With a name like Kibler, I learned early on that I was not related to anyone who lives in a tree and bakes cookies and crackers. I did learn many years ago that “elves are an imaginary creatures, living in mountainous areas, given to capricious influences in human affairs and creatures in diminutive human form”. That was of course until J.R.R. Tolkien penned The Hobbit and the Lord of the Rings trilogy and presented them as tall, slender and noble beings. Gardening in Appalachia has taught me something else about these sub terrarium critters. Last year a portion of my front yard was plowed for the first time to prepare my garden plot. Now I knew that the soil throughout the mountains can be rocky. This yard however was gently sloping and far from any outcrops and exposed boulders. Yes, we built a small wall with the solidified minerals we pulled from the soil. Each time we tilled, the wall grew a little higher. By the end of the season, I knew all it would take was a quick once over in the spring and transplants and seeds could be sewn with ease.
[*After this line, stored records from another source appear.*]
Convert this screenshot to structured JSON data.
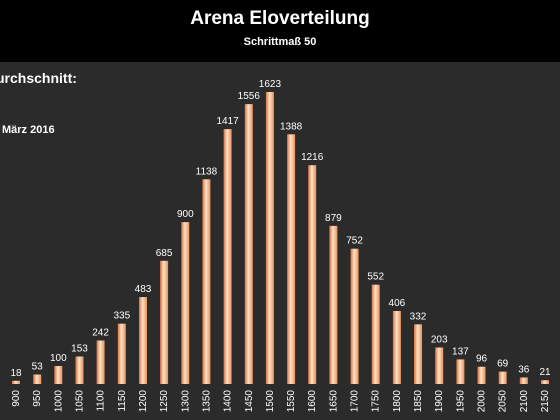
{
  "header": {
    "title": "Arena Eloverteilung",
    "subtitle": "Schrittmaß 50"
  },
  "annotations": {
    "average": "urchschnitt:",
    "date": "März 2016"
  },
  "colors": {
    "background": "#2b2b2b",
    "header": "#000000",
    "bar_light": "#fde1c8",
    "bar_dark": "#e8925a",
    "text": "#ffffff"
  },
  "chart_data": {
    "type": "bar",
    "title": "Arena Eloverteilung",
    "subtitle": "Schrittmaß 50",
    "categories": [
      "900",
      "950",
      "1000",
      "1050",
      "1100",
      "1150",
      "1200",
      "1250",
      "1300",
      "1350",
      "1400",
      "1450",
      "1500",
      "1550",
      "1600",
      "1650",
      "1700",
      "1750",
      "1800",
      "1850",
      "1900",
      "1950",
      "2000",
      "2050",
      "2100",
      "2150"
    ],
    "values": [
      18,
      53,
      100,
      153,
      242,
      335,
      483,
      685,
      900,
      1138,
      1417,
      1556,
      1623,
      1388,
      1216,
      879,
      752,
      552,
      406,
      332,
      203,
      137,
      96,
      69,
      36,
      21
    ],
    "xlabel": "",
    "ylabel": "",
    "ylim": [
      0,
      1623
    ],
    "grid": false,
    "legend": "none",
    "data_labels": true
  }
}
What I have learned is that these earth burrowing creatures are hollowing out the center of the earth and every rock and boulder they displace, they push up under my garden plot. But they went too far this time. Earlier this week it took two hours to break apart and remove just one rock which I hit the first time I ran the tiller over this portion of the garden. I had made many passes last year without having the tines make contact, but the resulting reaction this nearly flipping me off the ground, for this year, just inches below the surface I hit the displaced boulder. With shovel in hand I began to unearth the blob. With all my weight and the shovel under the beast I pried and pried. Not being one to let a little sandstone out do me, I began uncovering more and more of the rock. Soon it was apparent that this was no simple pebble. The void it had created was now the living room for some gnome. Not to be deterred however, I won. Did I mention that it took just over two hours with a backhoe?
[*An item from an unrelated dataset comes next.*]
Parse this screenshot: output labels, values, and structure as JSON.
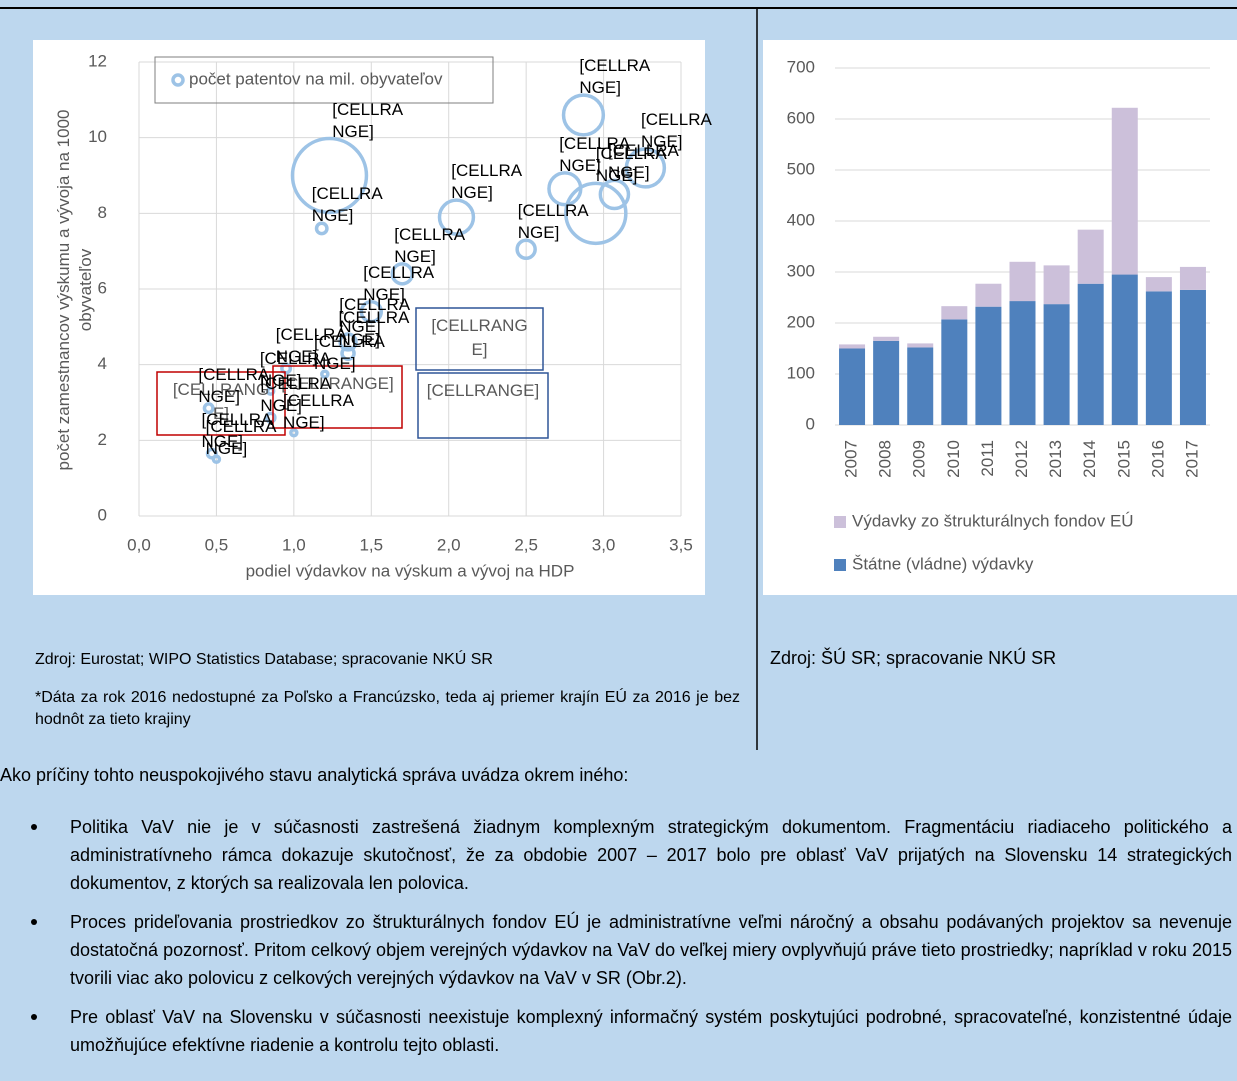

Yes, we all have to deal with the residue of these ancient mountains. Formed eons ago by the uplifting of the oceans, we were blessed and cursed with the coal which has employed and held back our people. As the peaks have eroded, they have fed our ground with goodness and yet at the same time robbed us of the nutrients and soil we need as the flooding rains wash this precious commodity into the valleys, creeks and rivers. Some of our ancestors were forced to sew the same small hillside plots year after year, depleting the soil. One of the gifts of Grow Appalachia is helping us to understand that the ground can become sustainable with a little care and work. While we reap from the ground, we need also to do all we can to renew the earth not just for those who come after us, but because “it is good and right so to do.” We can either fight the planet or live in unity with it, gnomes and trolls and elves and all.